In his book The End of Education, Postman added that, at its best, schooling should be about “how to make a life, which is quite different from how to make living.  Such an enterprise is not easy to pursue, since our politicians rarely speak of it, our technology is indifferent to it, and our commerce despises it.  Nonetheless it’s the weightiest and most important thing” to consider for anyone interested in building or rebuilding a humane civilization.

This is why Postman was so skeptical of today’s messianic hype about computers and related new technologies in education.  Postman was never a Luddite.  He understood and respected the positive strengths of computers in classrooms.  But he also stressed that the role of new technologies in our schools should “be discussed without the hyperactive fantasies of cheerleaders.”  Especially after the disasters of the last century, we need to remember that all new technologies “are Faustian bargains, giving and taking away, sometimes in equal measure,” but too often and too negatively in unexpected and unwelcome directions.  Today’s spike in the mental and other medical problems of young people is vivid proof.

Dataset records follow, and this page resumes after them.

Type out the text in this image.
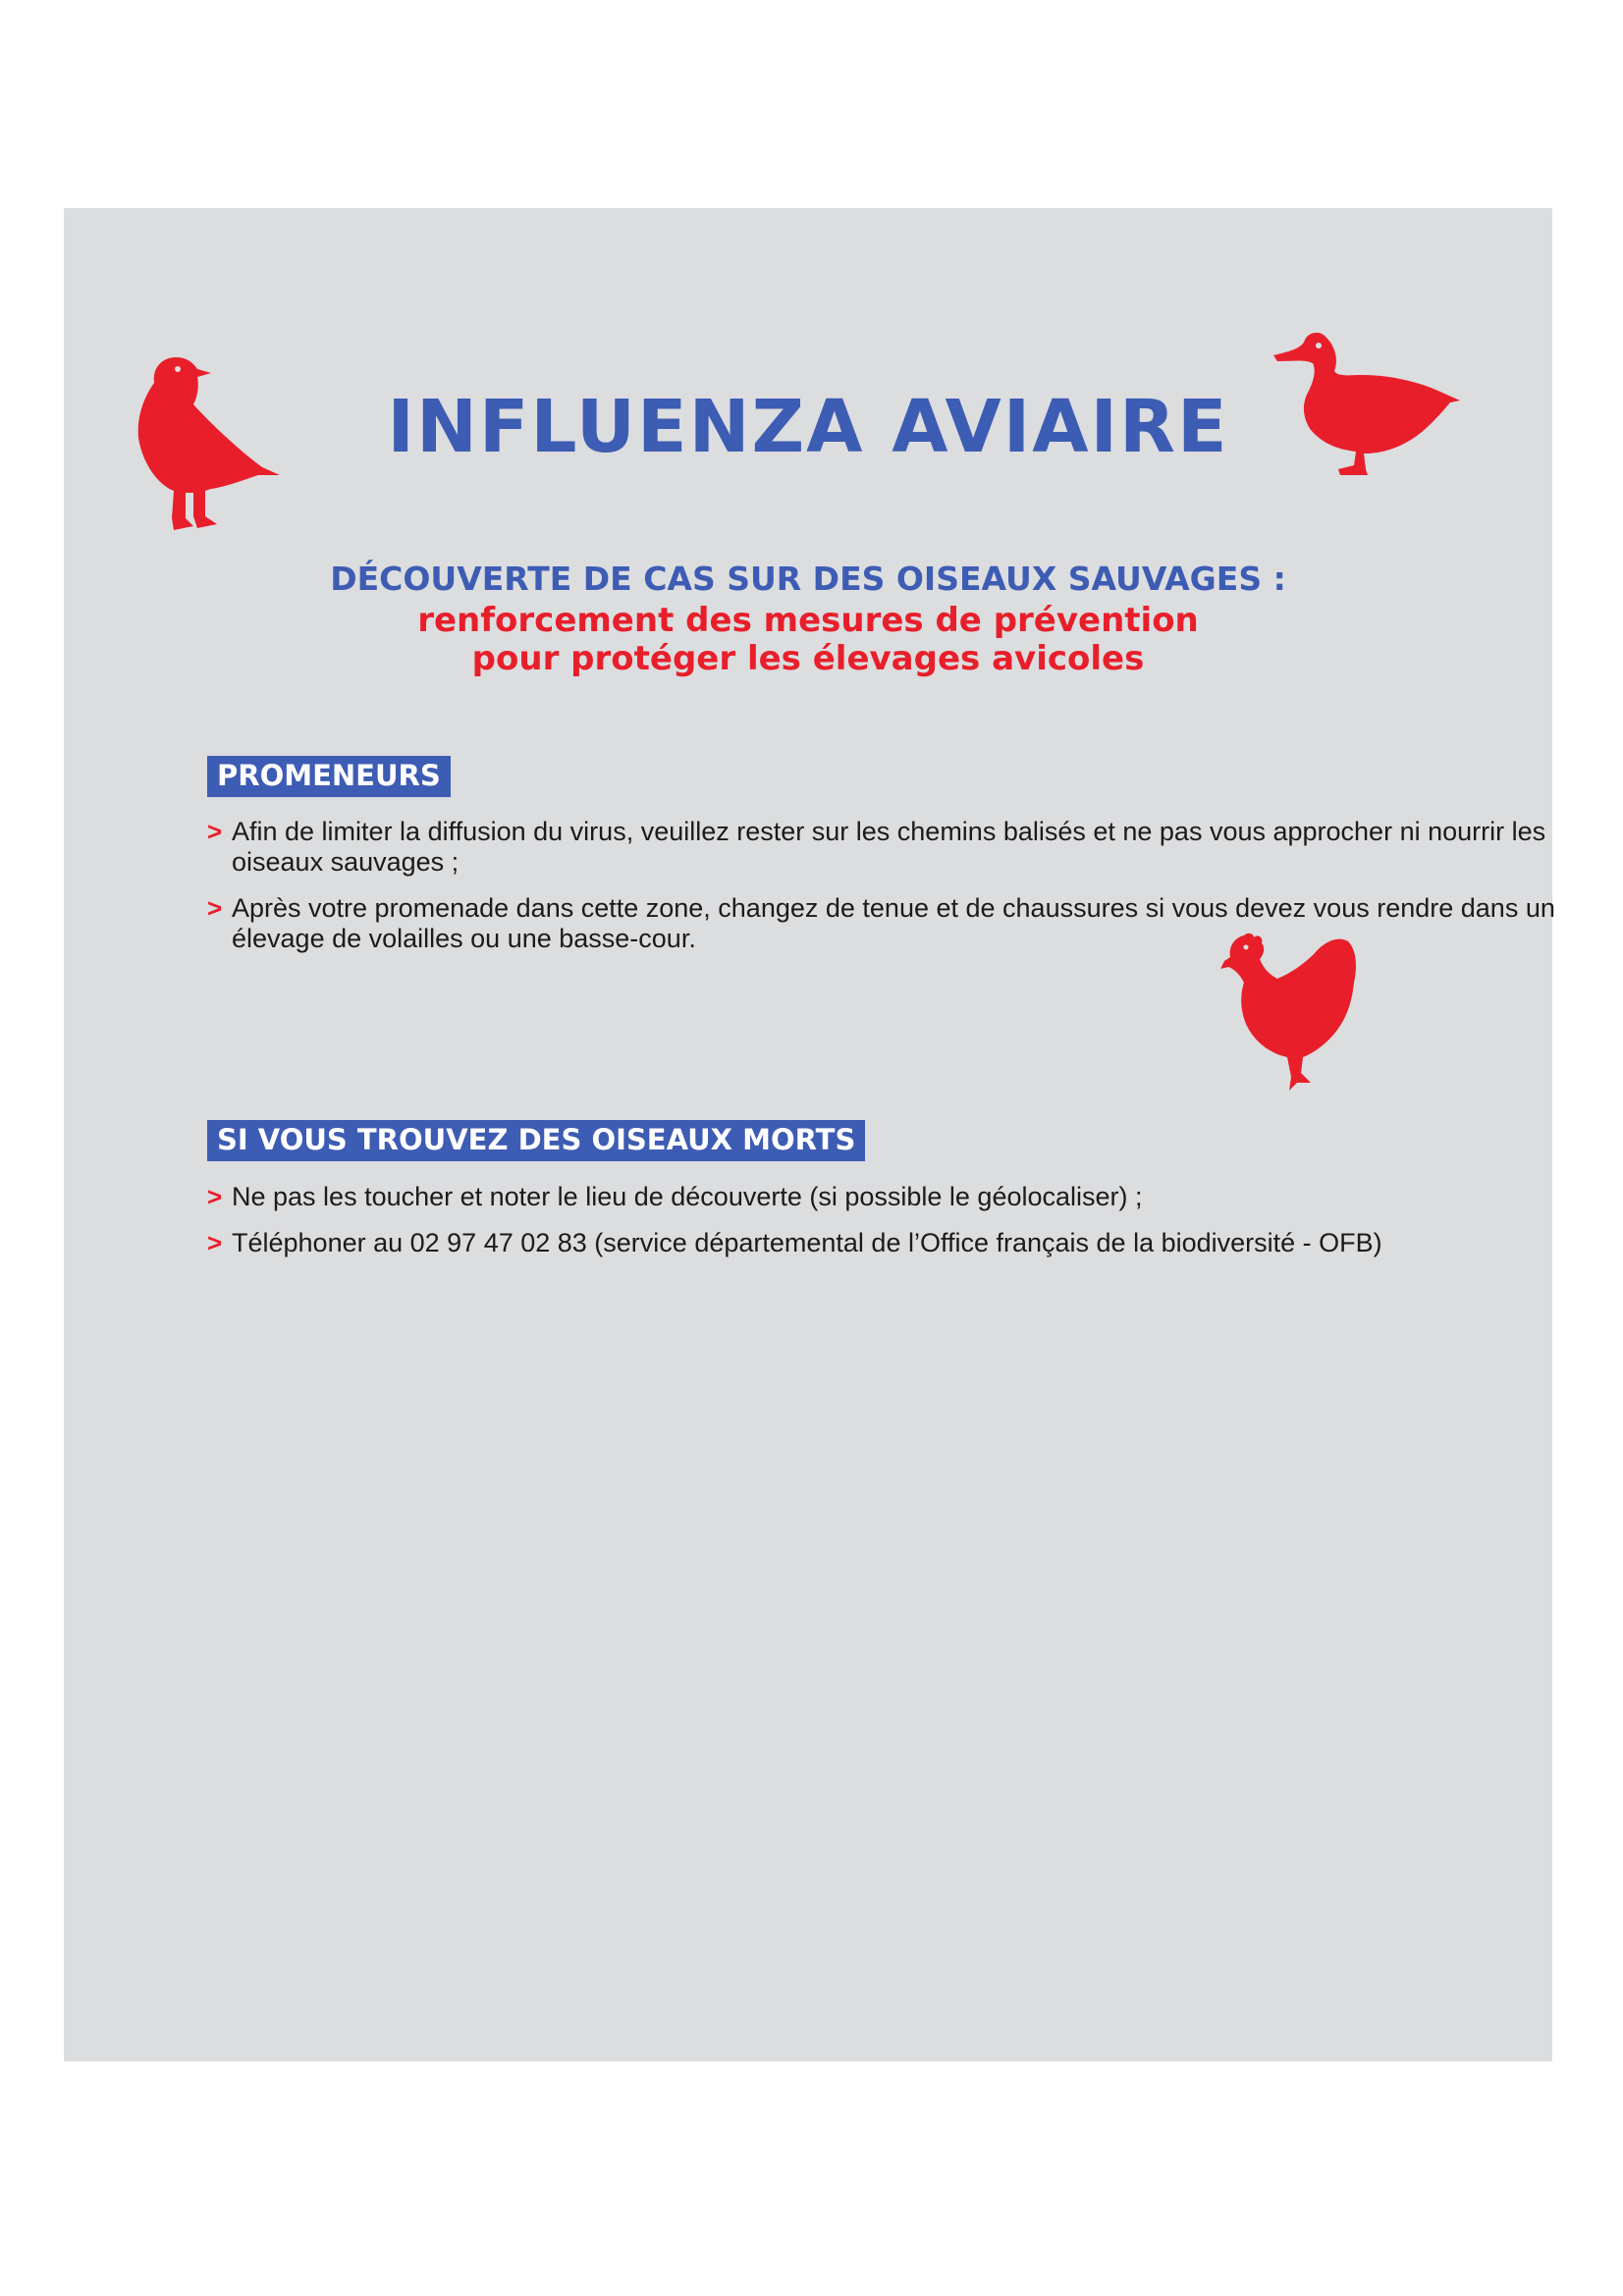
INFLUENZA AVIAIRE
DÉCOUVERTE DE CAS SUR DES OISEAUX SAUVAGES :
renforcement des mesures de prévention
pour protéger les élevages avicoles
PROMENEURS
> Afin de limiter la diffusion du virus, veuillez rester sur les chemins balisés et ne pas vous approcher ni nourrir les oiseaux sauvages ;
> Après votre promenade dans cette zone, changez de tenue et de chaussures si vous devez vous rendre dans un élevage de volailles ou une basse-cour.
SI VOUS TROUVEZ DES OISEAUX MORTS
> Ne pas les toucher et noter le lieu de découverte (si possible le géolocaliser) ;
> Téléphoner au 02 97 47 02 83 (service départemental de l’Office français de la biodiversité - OFB)
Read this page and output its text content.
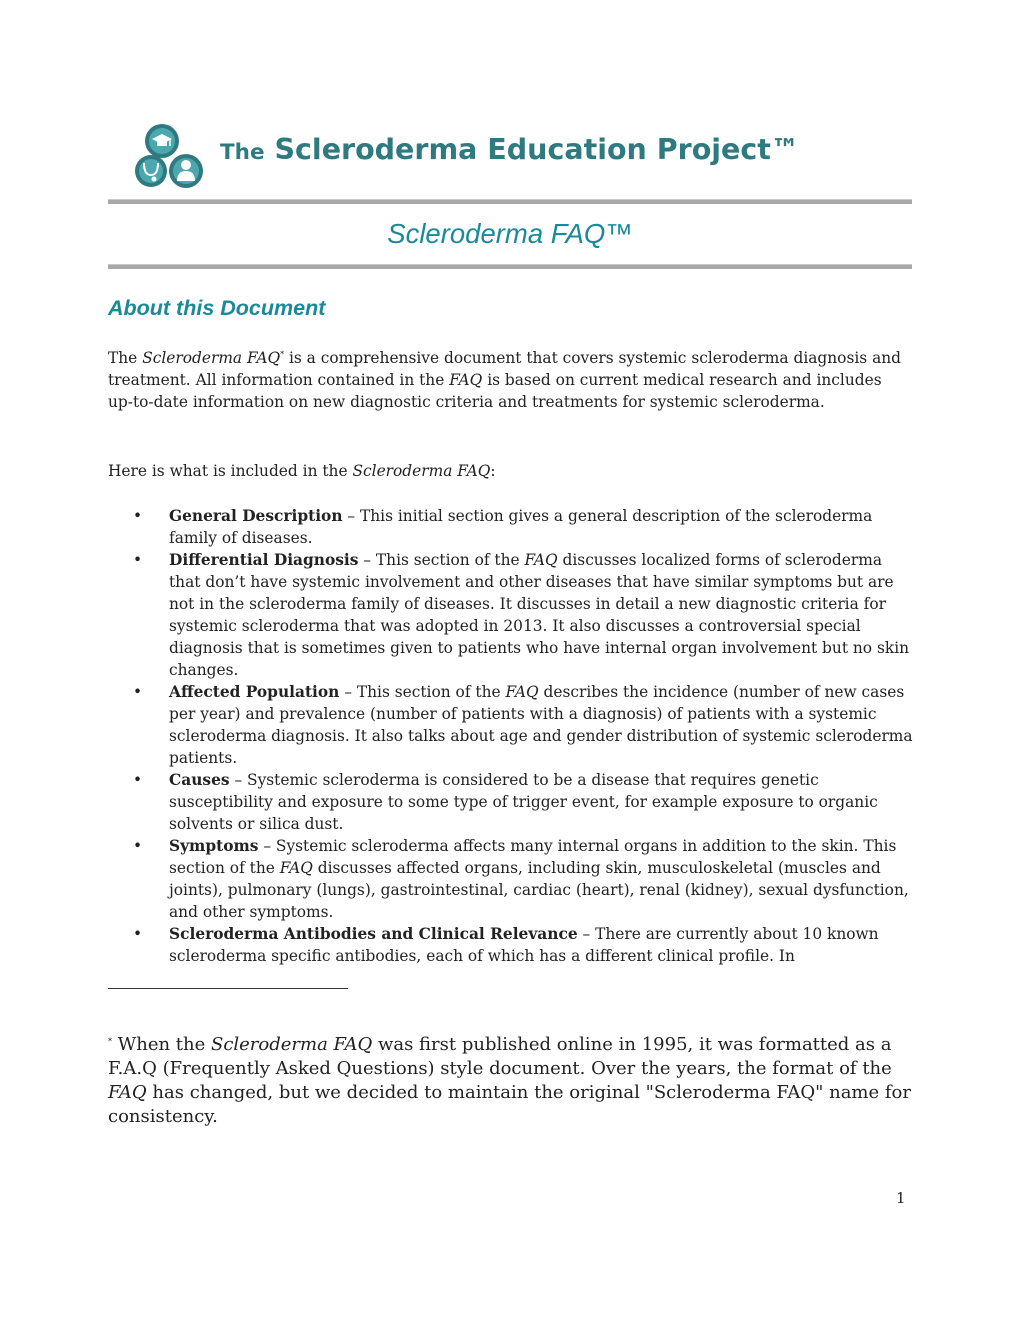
The Scleroderma Education Project™
Scleroderma FAQ™
About this Document
The Scleroderma FAQ* is a comprehensive document that covers systemic scleroderma diagnosis and treatment. All information contained in the FAQ is based on current medical research and includes up-to-date information on new diagnostic criteria and treatments for systemic scleroderma.
Here is what is included in the Scleroderma FAQ:
• General Description – This initial section gives a general description of the scleroderma family of diseases.
• Differential Diagnosis – This section of the FAQ discusses localized forms of scleroderma that don’t have systemic involvement and other diseases that have similar symptoms but are not in the scleroderma family of diseases. It discusses in detail a new diagnostic criteria for systemic scleroderma that was adopted in 2013. It also discusses a controversial special diagnosis that is sometimes given to patients who have internal organ involvement but no skin changes.
• Affected Population – This section of the FAQ describes the incidence (number of new cases per year) and prevalence (number of patients with a diagnosis) of patients with a systemic scleroderma diagnosis. It also talks about age and gender distribution of systemic scleroderma patients.
• Causes – Systemic scleroderma is considered to be a disease that requires genetic susceptibility and exposure to some type of trigger event, for example exposure to organic solvents or silica dust.
• Symptoms – Systemic scleroderma affects many internal organs in addition to the skin. This section of the FAQ discusses affected organs, including skin, musculoskeletal (muscles and joints), pulmonary (lungs), gastrointestinal, cardiac (heart), renal (kidney), sexual dysfunction, and other symptoms.
• Scleroderma Antibodies and Clinical Relevance – There are currently about 10 known scleroderma specific antibodies, each of which has a different clinical profile. In
* When the Scleroderma FAQ was first published online in 1995, it was formatted as a F.A.Q (Frequently Asked Questions) style document. Over the years, the format of the FAQ has changed, but we decided to maintain the original "Scleroderma FAQ" name for consistency.
1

A sober education in the good and bad of new tech tools is one of the most urgent needs of young students.  And this is something Catholic schools, with their grounding in biblical faith and Christian anthropology, are uniquely equipped to do – assuming we have the commonsense to do it.  Reading a book is a fundamentally different experience from scanning a computer screen.  It produces a different and deeper emotional and intellectual response.  A computer screen is composed of thousands of animated electrons.  It encourages restlessness.  It creates a background radiation of mental noise.  An absorbing book produces the opposite: mental focus, silence, and a kind of interior rest or stability.  To put it another way, the screen and the printed page -- over time -- produce two very different types of persons with different imaginations and different abilities in the crucial human work of thinking.   

Which brings us back to the end of education, its telos or purpose.

A liberal arts education, at its best, reminds students why they’re human and what that means.  It gives them the ability to rejoice in the grandeur of the human experience, to make sense of its sufferings, to respect its natural limits, and to acknowledge at least the possibility of transcendent things beyond this world.

And this is why the work you do matters.